EDITORIAL: Defence chief of India, Gen Bipin Rawat, who died in a helicopter crash on Wednesday along with his wife and 11 other people, has left a mark defined by the overbearing manner in which he sought complete control on overall security management and also political influence by aligning himself with the ruling BJP. In 2016, breaking with the practice of appointing the senior-most officer, Prime Minister Narendra Modi’s government made him the army chief, bypassing his two seniors. On completion of that term, he was elevated to a newly-created position of Chief of the Defence Staff (CDC), ostensibly, to improve coordination between the three services, but creating unease rather than certainty within the land forces, and ruffling many other feathers when he claimed that “primacy and supremacy of the army must be maintained over the air force and navy.”
The deceased general had no qualms, either, about violating the rules regulating the conduct of a conflict. Under his command as army chief, in 2017 an officer in the Indian Illegally Occupied Jammu and Kashmir (IIOJK) tied a civilian in front of his jeep, using him as a human shield against stone throwing protesters. Predictably, the incident sparked outrage among rights organisations inside and outside the country. That did not bother him, though. In fact, he awarded a medal to the officer and defended his immoral act, saying “you fight a dirty war with innovations.” Nonetheless, Gen Rawat indirectly acknowledged the ‘innovation’ was reprehensible as he added: “I wish, these people, instead of throwing stones at us were firing weapons at us. Then I would have been happy. Then I would do what I[want]”. That his men have been doing, anyway.
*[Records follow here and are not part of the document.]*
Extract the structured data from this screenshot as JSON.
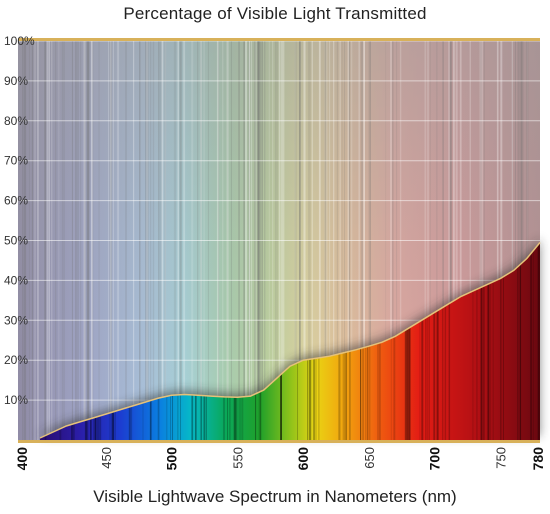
{
  "chart_data": {
    "type": "area",
    "title": "Percentage of Visible Light Transmitted",
    "xlabel": "Visible Lightwave Spectrum in Nanometers (nm)",
    "ylabel": "",
    "xlim": [
      400,
      780
    ],
    "ylim": [
      0,
      100
    ],
    "x_ticks": [
      {
        "value": 400,
        "label": "400",
        "major": true
      },
      {
        "value": 450,
        "label": "450",
        "major": false
      },
      {
        "value": 500,
        "label": "500",
        "major": true
      },
      {
        "value": 550,
        "label": "550",
        "major": false
      },
      {
        "value": 600,
        "label": "600",
        "major": true
      },
      {
        "value": 650,
        "label": "650",
        "major": false
      },
      {
        "value": 700,
        "label": "700",
        "major": true
      },
      {
        "value": 750,
        "label": "750",
        "major": false
      },
      {
        "value": 780,
        "label": "780",
        "major": true
      }
    ],
    "y_ticks": [
      {
        "value": 10,
        "label": "10%"
      },
      {
        "value": 20,
        "label": "20%"
      },
      {
        "value": 30,
        "label": "30%"
      },
      {
        "value": 40,
        "label": "40%"
      },
      {
        "value": 50,
        "label": "50%"
      },
      {
        "value": 60,
        "label": "60%"
      },
      {
        "value": 70,
        "label": "70%"
      },
      {
        "value": 80,
        "label": "80%"
      },
      {
        "value": 90,
        "label": "90%"
      },
      {
        "value": 100,
        "label": "100%"
      }
    ],
    "grid": true,
    "background": "visible spectrum rainbow",
    "colors": {
      "line": "#e6c27a",
      "axis": "#d8b15a",
      "grid": "#ffffff"
    },
    "series": [
      {
        "x": [
          400,
          410,
          420,
          430,
          440,
          450,
          460,
          470,
          480,
          490,
          500,
          510,
          520,
          530,
          540,
          550,
          560,
          570,
          580,
          590,
          600,
          610,
          620,
          630,
          640,
          650,
          660,
          670,
          680,
          690,
          700,
          710,
          720,
          730,
          740,
          750,
          760,
          770,
          780
        ],
        "y": [
          0.5,
          2,
          3.5,
          4.5,
          5.5,
          6.5,
          7.5,
          8.5,
          9.5,
          10.5,
          11.2,
          11.4,
          11.2,
          11,
          10.8,
          10.7,
          11,
          12.5,
          15.5,
          18.5,
          20,
          20.5,
          21,
          21.8,
          22.6,
          23.5,
          24.5,
          26,
          28,
          30,
          32,
          34,
          36,
          37.5,
          39,
          40.5,
          42.5,
          45.5,
          49.5
        ]
      }
    ]
  }
}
In another statement, he went as far as to justify lynching of purported “terrorists” in IIOJK as well as other trouble spots across India, causing widespread concern that his words would instigate Hindu extremist vigilantes to kill innocent people.
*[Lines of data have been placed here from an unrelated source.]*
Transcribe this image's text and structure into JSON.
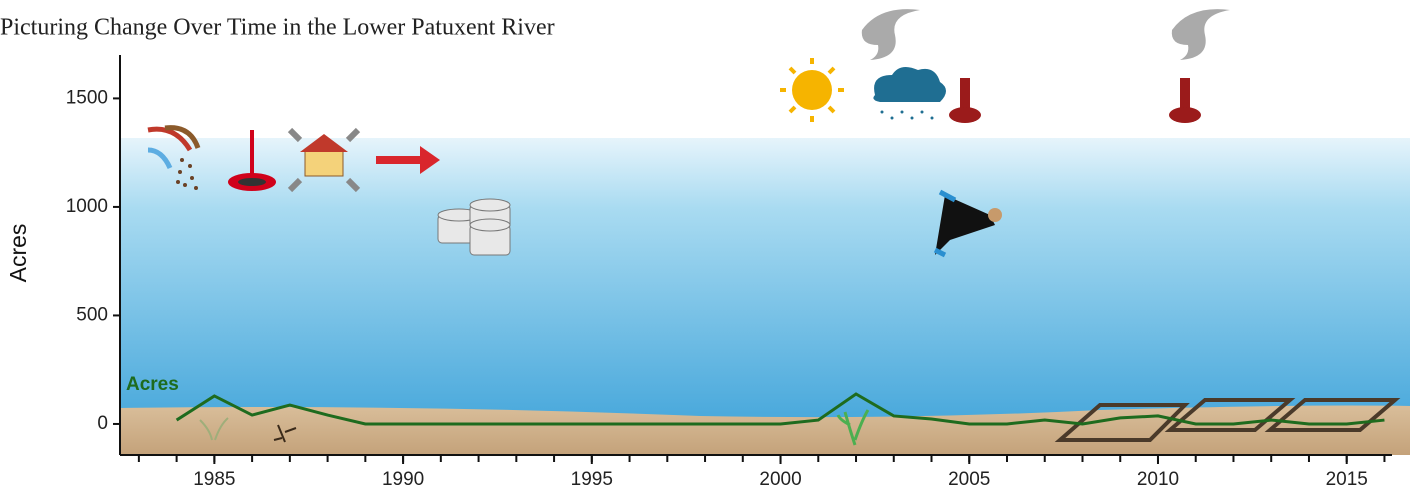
{
  "chart_data": {
    "type": "line",
    "title": "Picturing Change Over Time in the Lower Patuxent River",
    "y_label": "Acres",
    "x": [
      1984,
      1985,
      1986,
      1987,
      1988,
      1989,
      1990,
      1991,
      1992,
      1993,
      1994,
      1995,
      1996,
      1997,
      1998,
      1999,
      2000,
      2001,
      2002,
      2003,
      2004,
      2005,
      2006,
      2007,
      2008,
      2009,
      2010,
      2011,
      2012,
      2013,
      2014,
      2015,
      2016
    ],
    "series": [
      {
        "name": "Acres",
        "color": "#1e6b1e",
        "values": [
          18,
          129,
          41,
          87,
          41,
          0,
          0,
          0,
          0,
          0,
          0,
          0,
          0,
          0,
          0,
          0,
          0,
          18,
          138,
          37,
          23,
          0,
          0,
          18,
          0,
          28,
          37,
          0,
          0,
          18,
          0,
          0,
          18
        ]
      }
    ],
    "xlim": [
      1982.5,
      2016.2
    ],
    "xticks": [
      1985,
      1990,
      1995,
      2000,
      2005,
      2010,
      2015
    ],
    "ylim": [
      -143,
      1700
    ],
    "yticks": [
      0,
      500,
      1000,
      1500
    ]
  }
}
Gen Rawat also had a way of putting himself at odds with the well-established tradition in India of the military staying out of political affairs. Before he rose to be chief of the army staff, few people in that country could even name an incumbent of that position, but he changed that by making controversial political statements in aid of the ruling BJP’s policies, such as that when speaking soon after introduction of the discriminatory Citizenship Act, he described the Assam-based All India United Democratic Front, headed by a Muslim, Badruddin Ajmal, as a national security threat, also accusing Pakistan and China of being behind the “planned” influx of Bangladeshi immigrants. That led the Front leader to react by reminding the general he was indulging in politics, something against his constitutional mandate. On another recent occasion, he had advised students to lead in the “appropriate direction”. In Gen Rawat’s death Narendra Modi and his ideological fountainhead, the RSS, have lost a trusted collaborator. It remains to be seen if his successor will uphold his country’s long tradition of military’s neutrality — a hallmark of any functioning democracy.